Rewatching LA JETEE (1963) I found I appreciated the wistful, romantic mood better than I did the first time as a post WW III government forces the protagonist to test an experimental time-travel method. He finds himself drawn to a woman he saw years ago at the Orly Airport, falls in love, but runs up against a last-minute twist which still seems to be me too Twilight Zone. “To wake up in another time is to be born again as an adult.”
That French short inspired 12 MONKEYS (1995) in which the apocalypse is a 1997 pandemic. A few decades later, the technocratic government of what remains of humanity sends Bruce Willis into the past in the hopes of recovering a sample fo the original bioweapon used by the “Army of the 12 Monkeys”—not to change history but so that the scientists can develop a vaccine. This Terry Gilliam film is interesting, but I can’t say it’s enjoyable: Bruce Willis is a good actor, but Willis playing crazy for 90 minutes of the film just isn’t entertaining. Another problem is that instead of the gentle romance of the original, this has Willis kidnap psychiatrist Madeleine Stowe, who then falls madly in love with him—something that seems more Stockholm Syndrome than romantic.

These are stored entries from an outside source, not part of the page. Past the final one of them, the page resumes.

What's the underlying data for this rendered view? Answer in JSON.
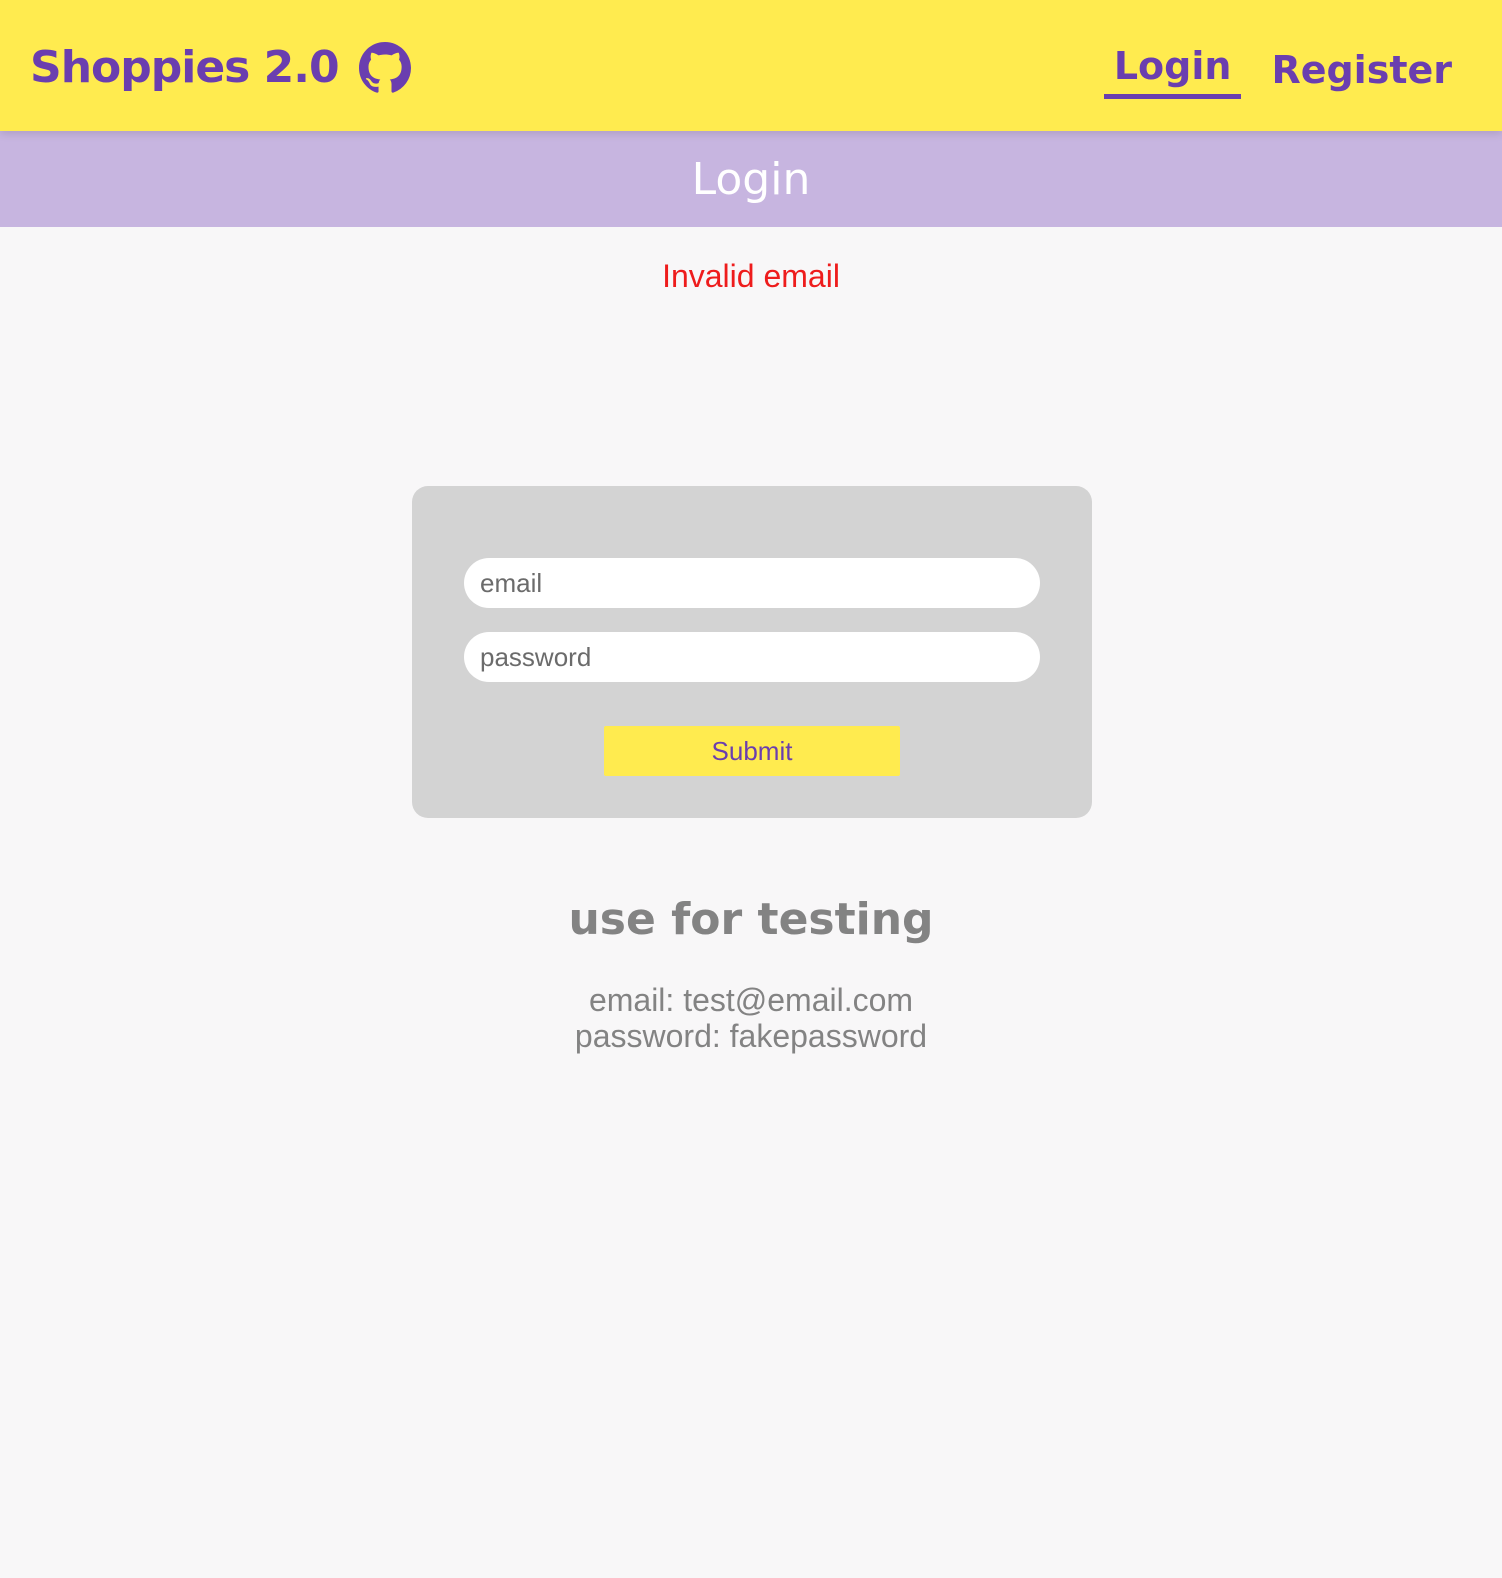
{
  "header": {
    "brand_title": "Shoppies 2.0",
    "brand_icon": "github-icon",
    "nav": {
      "login_label": "Login",
      "register_label": "Register",
      "active": "Login"
    }
  },
  "banner": {
    "title": "Login"
  },
  "error": {
    "message": "Invalid email"
  },
  "form": {
    "email_placeholder": "email",
    "email_value": "",
    "password_placeholder": "password",
    "password_value": "",
    "submit_label": "Submit"
  },
  "testing": {
    "heading": "use for testing",
    "email_line": "email: test@email.com",
    "password_line": "password: fakepassword"
  },
  "colors": {
    "header_bg": "#ffeb4f",
    "accent_purple": "#6a3eaf",
    "banner_bg": "#c7b5e0",
    "error_red": "#ee1c1c",
    "card_bg": "#d3d3d3",
    "page_bg": "#f8f7f8",
    "muted_text": "#838383"
  }
}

With Christopher Plummer and David Morse as virologists and Brad Pitt as another loonie; some version of this will appear on SyFy as a TV series (next year, I believe). “Science isn’t an exact science with these clowns.”
IL MARE (2000) is a Korean time-travel fantasy in which two young people discover that despite living two years apart, the mailbox at their mutual waterfront home manages to transmit letters back and forth (an interesting example of how logic works in time travel films). Very charming, even though the ending, as I mentioned this week, doesn’t make sense. “The fact that I cannot be close to you even now must mean we are not meant to be.”
Despite being the same length, THE LAKE HOUSE (2006) squeezes in considerably more subplot, such as Keanu Reaves’ awkward relationship with his genius father (Christopher Plummer again) and Sandra Bullock’s fear of commitment (which we’re told explains her interest in Reaves rather than here-and-now boyfriend Dylan Walsh). The time-travel plot diverges from the original quite a bit: while both films have a tragic fate for the male lead (at least in one timeline), this has it happen at the start; there’s also a prolonged romantic encounter thanks to Reaves contriving to meet Bullock before (from her perspective) they’ve begun their correspondence). On the whole, I don’t think the changes add much (I’d definitely have dropped the meeting) and more generally the young lovers of the Korean original just seem to fit the tone better than the two fortysomethings here. “Did you eat a clown this morning?”